The Murray Bridge Lacemakers is made up of a lovely bunch of women, some travelling from different parts of the state in an effort to beef up numbers.
Nevertheless, what they all have in common is a passion for this craft.
The pieces they show Murray Bridge News are delicate, unique, even luxurious to behold.
At first when you see the contraption before lacemaker Nellie Bloem, you might think you are looking at a piece of abstract art, not lacemaking tools.
“Those are the bobbins, and they have spangles on the ends,” Ms Bloem said.
Fortunately, Murray Bridge News was able to sit down with Ms Keane, Ms Bloem and club secretary Josie Leckie to chat about all things lacemaking.
When did you first get involved with the the Murray Bridge Lacemakers?
Josie: The Murray Bridge Lacemakers’ first meeting was on February 25, 1991. I first joined 16 years ago, after watching a demonstration at the Adelaide Showgrounds. I didn’t know anything about lacemaking. The lady running the demonstration was from the Adelaide guild, and she told me there was one in Murray Bridge. When I joined, my teacher was Maxine Lane. She has passed away now, but she was an excellent teacher. She had a lot of patience.
What do you spend your time doing each fortnight?
Josie: Our sessions start at 10am, so we set up and get started a bit after that. The lunch van comes around 11:30, and we’ll finish up around around 3pm.
Brigitta: Lacemaking is a very time-consuming process. A bookmark could take a week, a doily could take a month. We don’t often sell our pieces because a lot of people don’t understand how much time and effort it takes to make a piece. I’ve made lots of pieces for relatives, though.
Nellie: I’ve made a few fans, I’m currently working on another one. For my granddaughter’s wedding, because she was getting married during COVID-19, I made 36 Honatin lace flowers to decorate a face mask for her. I also made her a lace garter.

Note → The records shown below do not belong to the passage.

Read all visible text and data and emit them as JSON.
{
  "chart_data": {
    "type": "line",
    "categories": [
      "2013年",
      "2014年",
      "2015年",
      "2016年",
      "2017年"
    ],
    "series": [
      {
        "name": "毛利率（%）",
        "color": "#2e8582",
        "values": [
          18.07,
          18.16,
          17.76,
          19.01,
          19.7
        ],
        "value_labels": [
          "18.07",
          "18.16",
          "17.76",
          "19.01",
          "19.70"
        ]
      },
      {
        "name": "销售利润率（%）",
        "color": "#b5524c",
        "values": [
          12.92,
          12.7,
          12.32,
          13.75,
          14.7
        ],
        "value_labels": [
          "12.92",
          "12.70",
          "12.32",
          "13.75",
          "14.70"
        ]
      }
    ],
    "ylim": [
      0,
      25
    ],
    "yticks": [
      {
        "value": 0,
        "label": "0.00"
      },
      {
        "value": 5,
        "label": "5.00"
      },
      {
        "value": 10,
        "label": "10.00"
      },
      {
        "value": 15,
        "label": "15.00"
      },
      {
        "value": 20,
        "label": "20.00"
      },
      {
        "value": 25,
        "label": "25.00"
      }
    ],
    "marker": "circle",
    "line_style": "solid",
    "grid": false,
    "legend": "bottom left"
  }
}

What do you get out of your involvement?
Josie: There’s the companionship, and the sense of achievement you get when you make something. Also, when you need help or get stuck, everyone will come over to help.

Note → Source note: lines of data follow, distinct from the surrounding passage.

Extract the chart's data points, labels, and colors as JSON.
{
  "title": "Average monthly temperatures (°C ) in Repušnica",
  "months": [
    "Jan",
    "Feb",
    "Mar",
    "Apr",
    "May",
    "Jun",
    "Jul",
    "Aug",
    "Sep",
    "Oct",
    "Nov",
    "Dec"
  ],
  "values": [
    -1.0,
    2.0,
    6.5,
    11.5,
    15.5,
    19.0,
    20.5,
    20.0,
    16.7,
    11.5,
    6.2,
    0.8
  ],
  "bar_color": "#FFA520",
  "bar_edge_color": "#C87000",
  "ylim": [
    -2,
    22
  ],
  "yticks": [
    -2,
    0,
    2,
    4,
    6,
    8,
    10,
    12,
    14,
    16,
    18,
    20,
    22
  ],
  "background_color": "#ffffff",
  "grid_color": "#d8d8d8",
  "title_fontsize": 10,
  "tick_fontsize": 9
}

Brigitta: There’s also the sharing, and the socialising. Sometimes we share different lace patterns, or different recipe ideas.

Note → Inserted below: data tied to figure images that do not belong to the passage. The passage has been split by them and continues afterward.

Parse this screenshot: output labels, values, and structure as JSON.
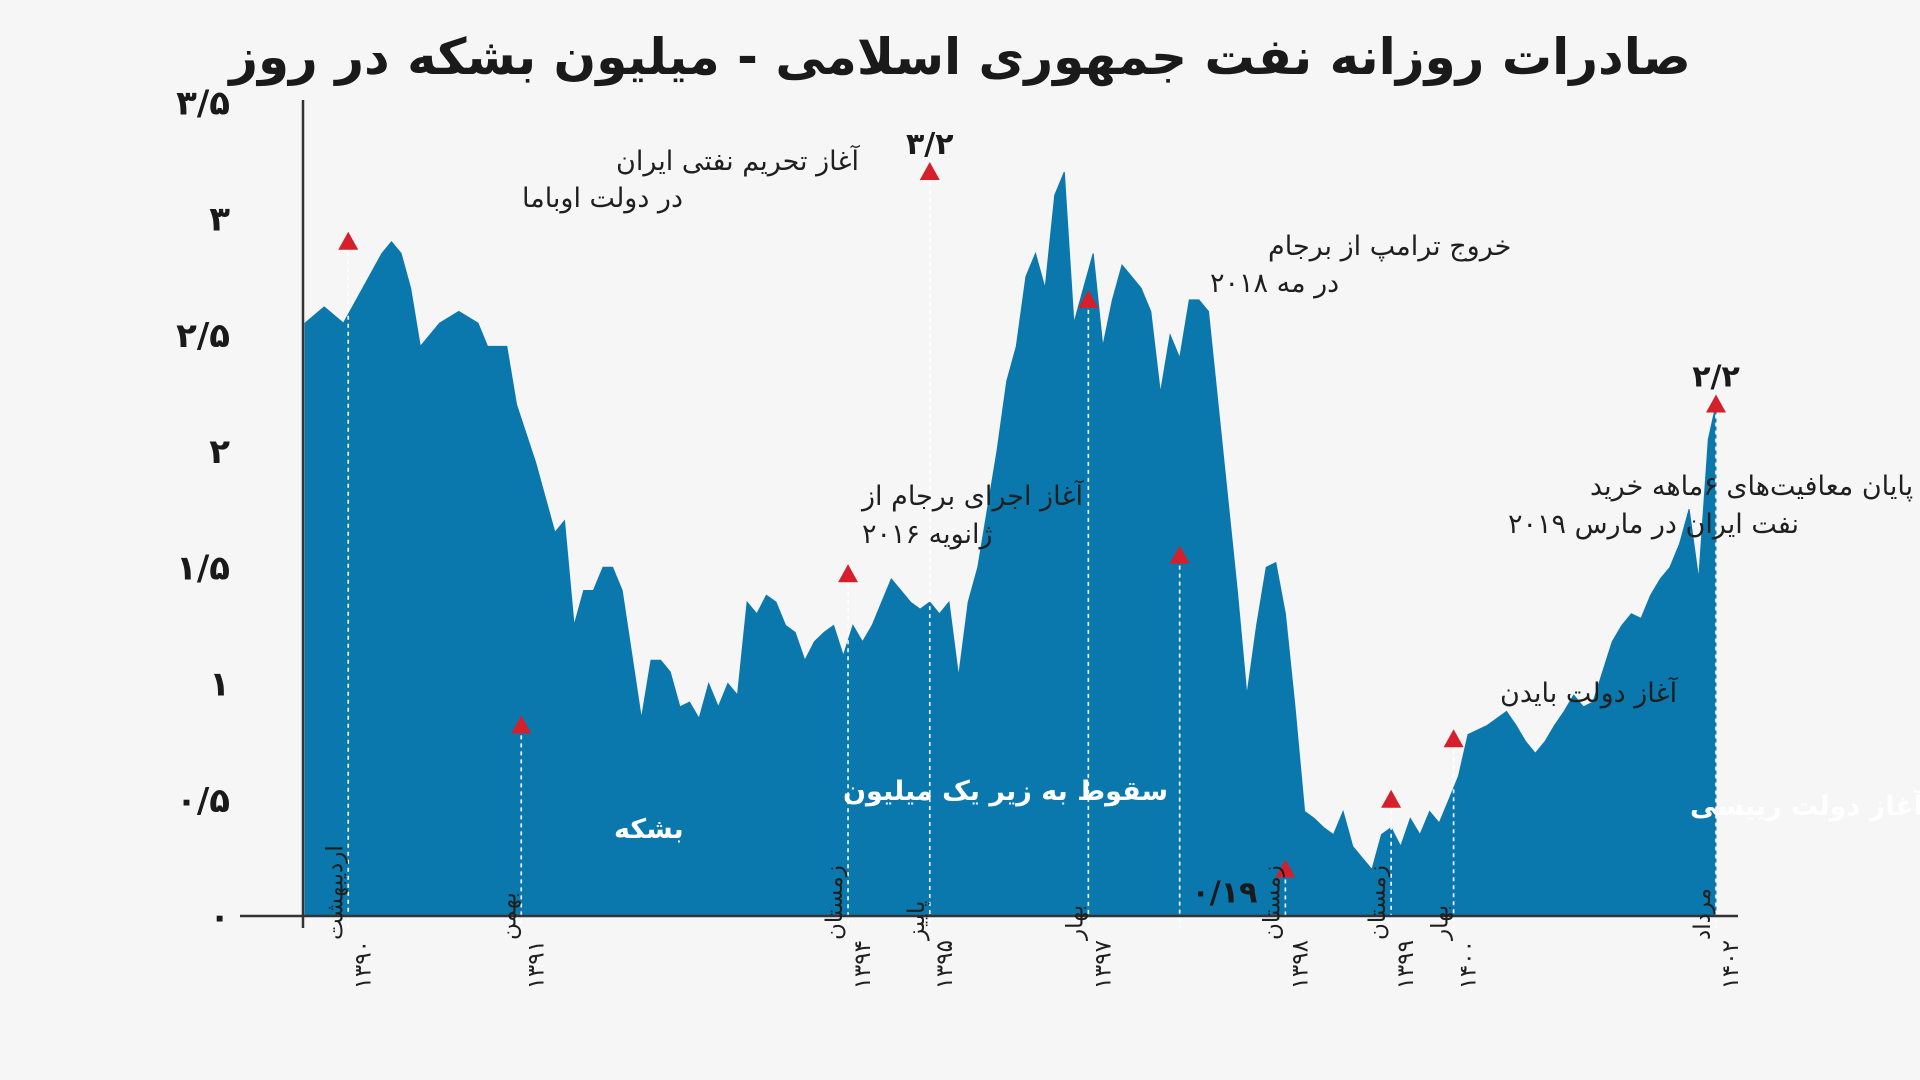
{
  "chart_data": {
    "type": "area",
    "title": "صادرات روزانه نفت جمهوری اسلامی - میلیون بشکه در روز",
    "ylim": [
      0,
      3.5
    ],
    "y_ticks": [
      {
        "v": 0,
        "label": "۰"
      },
      {
        "v": 0.5,
        "label": "۰/۵"
      },
      {
        "v": 1,
        "label": "۱"
      },
      {
        "v": 1.5,
        "label": "۱/۵"
      },
      {
        "v": 2,
        "label": "۲"
      },
      {
        "v": 2.5,
        "label": "۲/۵"
      },
      {
        "v": 3,
        "label": "۳"
      },
      {
        "v": 3.5,
        "label": "۳/۵"
      }
    ],
    "area_color": "#0a78ad",
    "marker_color": "#d51f2b",
    "series": [
      {
        "values": [
          [
            0,
            2.55
          ],
          [
            2,
            2.62
          ],
          [
            4,
            2.55
          ],
          [
            6,
            2.7
          ],
          [
            8,
            2.85
          ],
          [
            9,
            2.9
          ],
          [
            10,
            2.85
          ],
          [
            11,
            2.7
          ],
          [
            12,
            2.45
          ],
          [
            14,
            2.55
          ],
          [
            16,
            2.6
          ],
          [
            18,
            2.55
          ],
          [
            19,
            2.45
          ],
          [
            21,
            2.45
          ],
          [
            22,
            2.2
          ],
          [
            24,
            1.95
          ],
          [
            25,
            1.8
          ],
          [
            26,
            1.65
          ],
          [
            27,
            1.7
          ],
          [
            28,
            1.25
          ],
          [
            29,
            1.4
          ],
          [
            30,
            1.4
          ],
          [
            31,
            1.5
          ],
          [
            32,
            1.5
          ],
          [
            33,
            1.4
          ],
          [
            35,
            0.85
          ],
          [
            36,
            1.1
          ],
          [
            37,
            1.1
          ],
          [
            38,
            1.05
          ],
          [
            39,
            0.9
          ],
          [
            40,
            0.92
          ],
          [
            41,
            0.85
          ],
          [
            42,
            1.0
          ],
          [
            43,
            0.9
          ],
          [
            44,
            1.0
          ],
          [
            45,
            0.95
          ],
          [
            46,
            1.35
          ],
          [
            47,
            1.3
          ],
          [
            48,
            1.38
          ],
          [
            49,
            1.35
          ],
          [
            50,
            1.25
          ],
          [
            51,
            1.22
          ],
          [
            52,
            1.1
          ],
          [
            53,
            1.18
          ],
          [
            54,
            1.22
          ],
          [
            55,
            1.25
          ],
          [
            56,
            1.12
          ],
          [
            57,
            1.25
          ],
          [
            58,
            1.18
          ],
          [
            59,
            1.25
          ],
          [
            60,
            1.35
          ],
          [
            61,
            1.45
          ],
          [
            62,
            1.4
          ],
          [
            63,
            1.35
          ],
          [
            64,
            1.32
          ],
          [
            65,
            1.35
          ],
          [
            66,
            1.3
          ],
          [
            67,
            1.35
          ],
          [
            68,
            1.03
          ],
          [
            69,
            1.35
          ],
          [
            70,
            1.5
          ],
          [
            71,
            1.75
          ],
          [
            72,
            2.0
          ],
          [
            73,
            2.3
          ],
          [
            74,
            2.45
          ],
          [
            75,
            2.75
          ],
          [
            76,
            2.85
          ],
          [
            77,
            2.7
          ],
          [
            78,
            3.1
          ],
          [
            79,
            3.2
          ],
          [
            80,
            2.55
          ],
          [
            81,
            2.7
          ],
          [
            82,
            2.85
          ],
          [
            83,
            2.45
          ],
          [
            84,
            2.65
          ],
          [
            85,
            2.8
          ],
          [
            86,
            2.75
          ],
          [
            87,
            2.7
          ],
          [
            88,
            2.6
          ],
          [
            89,
            2.25
          ],
          [
            90,
            2.5
          ],
          [
            91,
            2.4
          ],
          [
            92,
            2.65
          ],
          [
            93,
            2.65
          ],
          [
            94,
            2.6
          ],
          [
            95,
            2.2
          ],
          [
            96,
            1.8
          ],
          [
            97,
            1.4
          ],
          [
            98,
            0.95
          ],
          [
            99,
            1.25
          ],
          [
            100,
            1.5
          ],
          [
            101,
            1.52
          ],
          [
            102,
            1.3
          ],
          [
            103,
            0.9
          ],
          [
            104,
            0.45
          ],
          [
            105,
            0.42
          ],
          [
            106,
            0.38
          ],
          [
            107,
            0.35
          ],
          [
            108,
            0.45
          ],
          [
            109,
            0.3
          ],
          [
            110,
            0.25
          ],
          [
            111,
            0.2
          ],
          [
            112,
            0.35
          ],
          [
            113,
            0.38
          ],
          [
            114,
            0.3
          ],
          [
            115,
            0.42
          ],
          [
            116,
            0.35
          ],
          [
            117,
            0.45
          ],
          [
            118,
            0.4
          ],
          [
            119,
            0.5
          ],
          [
            120,
            0.6
          ],
          [
            121,
            0.78
          ],
          [
            122,
            0.8
          ],
          [
            123,
            0.82
          ],
          [
            124,
            0.85
          ],
          [
            125,
            0.88
          ],
          [
            126,
            0.82
          ],
          [
            127,
            0.75
          ],
          [
            128,
            0.7
          ],
          [
            129,
            0.75
          ],
          [
            130,
            0.82
          ],
          [
            131,
            0.88
          ],
          [
            132,
            0.95
          ],
          [
            133,
            0.9
          ],
          [
            134,
            0.92
          ],
          [
            135,
            1.05
          ],
          [
            136,
            1.18
          ],
          [
            137,
            1.25
          ],
          [
            138,
            1.3
          ],
          [
            139,
            1.28
          ],
          [
            140,
            1.38
          ],
          [
            141,
            1.45
          ],
          [
            142,
            1.5
          ],
          [
            143,
            1.6
          ],
          [
            144,
            1.75
          ],
          [
            145,
            1.45
          ],
          [
            146,
            2.05
          ],
          [
            146.8,
            2.2
          ]
        ]
      }
    ],
    "markers": [
      {
        "x": 4.5,
        "v": 2.9
      },
      {
        "x": 22.5,
        "v": 0.82
      },
      {
        "x": 56.5,
        "v": 1.47
      },
      {
        "x": 65,
        "v": 3.2
      },
      {
        "x": 81.5,
        "v": 2.65
      },
      {
        "x": 91,
        "v": 1.55
      },
      {
        "x": 102,
        "v": 0.2
      },
      {
        "x": 113,
        "v": 0.5
      },
      {
        "x": 119.5,
        "v": 0.76
      },
      {
        "x": 146.8,
        "v": 2.2
      }
    ],
    "x_labels": [
      {
        "x": 4.5,
        "l1": "اردیبهشت",
        "l2": "۱۳۹۰"
      },
      {
        "x": 22.5,
        "l1": "بهمن",
        "l2": "۱۳۹۱"
      },
      {
        "x": 56.5,
        "l1": "زمستان",
        "l2": "۱۳۹۴"
      },
      {
        "x": 65,
        "l1": "پاییز",
        "l2": "۱۳۹۵"
      },
      {
        "x": 81.5,
        "l1": "بهار",
        "l2": "۱۳۹۷"
      },
      {
        "x": 102,
        "l1": "زمستان",
        "l2": "۱۳۹۸"
      },
      {
        "x": 113,
        "l1": "زمستان",
        "l2": "۱۳۹۹"
      },
      {
        "x": 119.5,
        "l1": "بهار",
        "l2": "۱۴۰۰"
      },
      {
        "x": 146.8,
        "l1": "مرداد",
        "l2": "۱۴۰۲"
      }
    ],
    "value_labels": [
      {
        "text": "۳/۲",
        "x": 65,
        "v": 3.2
      },
      {
        "text": "۰/۱۹",
        "x": 102,
        "v": 0.2
      },
      {
        "text": "۲/۲",
        "x": 146.8,
        "v": 2.2
      }
    ],
    "annotations": [
      {
        "lines": [
          "آغاز تحریم نفتی ایران",
          "در دولت اوباما"
        ],
        "color": "dark",
        "at": "upper-left"
      },
      {
        "lines": [
          "سقوط به زیر یک میلیون",
          "بشکه"
        ],
        "color": "white",
        "at": "lower-left"
      },
      {
        "lines": [
          "آغاز اجرای برجام از",
          "ژانویه ۲۰۱۶"
        ],
        "color": "dark",
        "at": "center-left"
      },
      {
        "lines": [
          "خروج ترامپ از برجام",
          "در مه ۲۰۱۸"
        ],
        "color": "dark",
        "at": "top-center"
      },
      {
        "lines": [
          "پایان معافیت‌های ۶ماهه خرید",
          "نفت ایران در مارس ۲۰۱۹"
        ],
        "color": "dark",
        "at": "center-right"
      },
      {
        "lines": [
          "آغاز دولت بایدن"
        ],
        "color": "dark",
        "at": "lower-right"
      },
      {
        "lines": [
          "آغاز دولت رییسی"
        ],
        "color": "white",
        "at": "lower-right"
      }
    ]
  }
}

What is your fondest memory of your time with the Murray Bridge Lacemakers?
Josie: All the friendships we’ve made along the way and the times we have gone out and done demonstrations, like at the Mt Barker Show, the Mannum Craft Fair, or even Murray Bridge Marketplace. Unfortunately COVID-19 stopped a lot of those.
Nellie: At the demonstrations, we bring a ‘have a go’ pillow with a lace pattern on it for the kids to try. They pick it up really quick, and then the men will have a try too. It’s really satisfying to see people from all walks of life having a go.
What is your goal with the Murray Bridge Lacemakers?
Josie: Our goal at the moment is to get more people to join, especially more younger people. We understand that it’s harder for people these days, especially for the women who are mums and have careers. But we are more than happy for children to come, too.
Brigitta: We want to stop people from just sitting at home, doing nothing, or spending time on their phones. And it’s a nice hobby, especially if you’re craft-minded.
Why should people join Murray Bridge Lacemakers?
Josie: Come for the friendships and the company. Just recently I was sick, and a couple of the ladies came past my house after one of our sessions to check up on me. It’s really nice to know someone is thinking of you.
Brigitta: We’re a happy group, its not just about making lace. We share ideas, like “oh I tried this great soup recipe the other day”’, or “I really like that coat, where did you get it?”, or “do you know any good plumbers in the area?” It’s about socialising, talking to everyone about anything. If you know your right hand from your left hand and can count to four, you can learn how to lace.
Nellie: If you’ve never laced before and you want to come and try, we have plenty of equipment. Come for a few sessions and see how you go, and if you like it, you can join the Australian Lace Guild. When you want to buy your own equipment, we can help you with that too; we know all the suppliers. It’s about getting out, and having company.